The most obvious way to do this was to use mul_sub_mul_mut, a built in feature in rug that multiplies and subtracts some numbers. This was worth being inculded, so was probably faster than doing them separately, as later runs would veify. This took some changes in code, mostly algebraic manipulaton.
One surprising way to make the rendering faster was to use my own function to square complex numbers. I'm not sure why, as I haven't read the source code for it, but the MPC library has a squaring procedure that takes a long time to run. To remedy this, I implemented the squaring algorithm myself. This resulted in a significant speed increase.
While before, I assumed that if a function was already in the library, it was probably well optimised, I now know that to not necessarily be true. I used flamegraph
to profile my code and this allowed me to see that calls to this function were taking up the majority of the time for an image. I have since retried this method, but i am chasing smaller and smaller performance gains, so I hav3e decided to take the route of adding more features to the code.
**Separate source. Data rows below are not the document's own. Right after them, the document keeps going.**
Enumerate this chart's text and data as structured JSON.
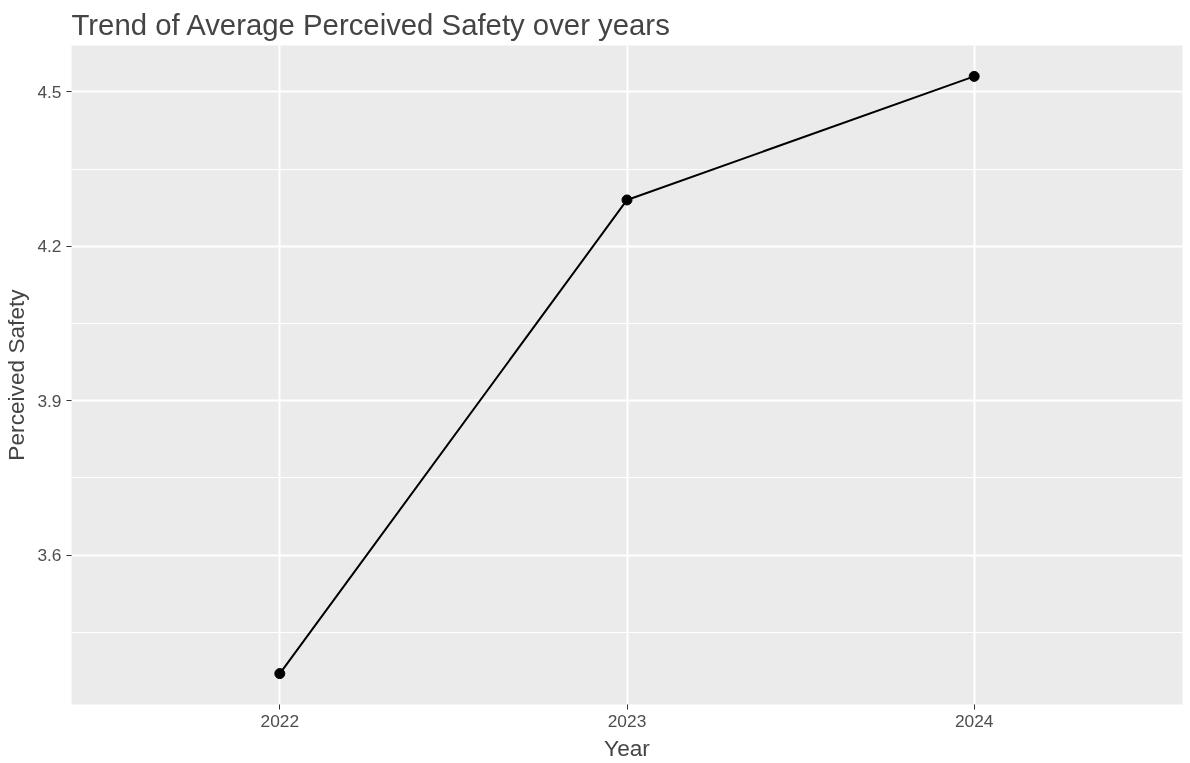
{
  "chart_data": {
    "type": "line",
    "title": "Trend of Average Perceived Safety over years",
    "xlabel": "Year",
    "ylabel": "Perceived Safety",
    "x": [
      2022,
      2023,
      2024
    ],
    "series": [
      {
        "color": "#000000",
        "values": [
          3.37,
          4.29,
          4.53
        ]
      }
    ],
    "xlim": [
      2021.4,
      2024.6
    ],
    "xticks": [
      2022,
      2023,
      2024
    ],
    "ylim": [
      3.31,
      4.59
    ],
    "yticks": [
      3.6,
      3.9,
      4.2,
      4.5
    ],
    "grid": true,
    "marker": "circle",
    "line_style": "solid"
  }
}
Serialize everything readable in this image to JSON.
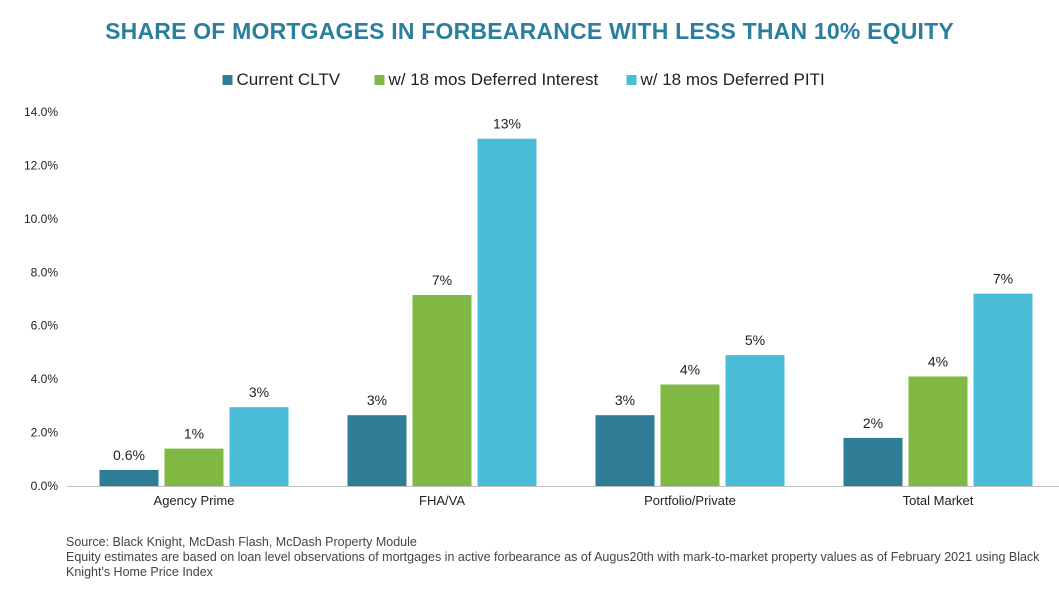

Now that I can show what the mandelbrot looks like at a particular slice, the obvious thing is to make one of those zooms that inspired me. Doing this is partially an excuse to carry on a project that I have enjoyed working on, but it also allows me to show other people what I have been working on.
Because I knew that I wanted to work on this functionality eventually, I split the code from the egui section into two files. One file for the frontend, that offers the user controls and what they are looking at, and one for the renderer, which handles all of the maths.
This separation made it easy to move to a continuation of the project, but in a new direction. All I had to do was copy mandelbrot.rs to a new folder, and all of the functions I was used to were ready to go. After a while of developing, it was sometimes time consuming to make changes to mandelbrot.rs in one project, and then have to change it in the other project. To get around this, I moved mandelbrot.rs to its own repository, so I only have one copy of it to change. This gave me a better understanding of rust's system for managing this kind of thing.
To make it easier to make these videos without having to recompile the code every time there I wanted to zoom in on a different point, I made it so the program reads parameters from a file. With this, only one program needs to be compiled and the file can be changed with a fairly human-readable interface. To make this even easier, I added a button to the GUI to output the relecant data ot generate a zoom.
This did still require some understanding of what was going on, making it less user friendly. To fix this, I wrote a little utility script to generate this file for the user. This takes one extra step of complexity out of the chain.
The least user-friendly part of this is using ffmpeg to make the final video. This could be automated, but it would take away a lot of control over frame rate, quality and final size of the video. The default settings to use are ffmpeg -framerate 30 -i %04d.png -c:v libx264 -pix_fmt yuv420p out.mp4
, and this gives a fairly good video.
There is still more to write. Last update on 31/08/2023.